With the runaway success seen in the Chinese market, American retailers are going to begin to adopt the approach in the upcoming year. In fact, some have already started – like Chico’s, which runs Facebook livestreams fairly often. It will take some time for them to calibrate and master the method, certainly, but get ready to start shopping from livestreams.
- Buy-now pay-later purchasing methods will become expected
Over the past two to three years, companies like Affirm and Afterpay have made a huge impact on consumer expectations. In 2021, BNPL purchases were up 29% over 2020. Paypal alone saw a shocking 400% increase on Black Friday in BNPL transactions. With all kinds of brands from furniture brands like Joybird to apparel brands like Modcloth offering the option, 2022 will be the year that consumers begin to expect to see the option at checkout, rather than find delight in it.
- Experiential retail ramps up
The pandemic ironically proved the value consumers see in brick-and-mortar shopping when global lockdowns hit. While stores could pivot and still offer same-day pick-up options for necessary goods, it became evident that many people enjoy the socializing and entertainment that can be found in stores. As we move into 2022, brands, especially those with large budgets, are going to be investing more in creating a personalized, exciting experience for their in-store shoppers. What this experience looks like will likely vary from personal shopper approaches to full-on retail-tainment approaches like at Nike’s flagship store in Times Square, which has an actual basketball court.
- Retention takes the center stage for retailers
As customer acquisition prices have been skyrocketing in the last few years, marketers have been pushing the importance of customer retention more. As of 2022, though, retention will finally become the official focus of many, many brands. This will result in companies improving their post-purchase experiences, streamlining fulfillment, and increasing their communications with current customers.

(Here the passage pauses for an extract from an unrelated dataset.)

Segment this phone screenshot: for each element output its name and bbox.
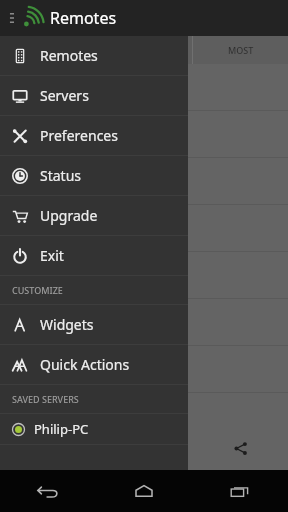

It’s likely, though, that as a single customer’s value increases to a company, they’ll be willing to spend more to acquire the customer – resulting in a continued rise in CAC, rather than a decrease. We may be about to see the decline in the boom of small eCommerce shops as they get priced out of being able to even get their first customer.
2022 is going to be a big year for retailers. They’re going to start executing in a big way on the learnings of the past two years. Many of the things that retailers only dreamed of a decade ago will become a reality in 2022.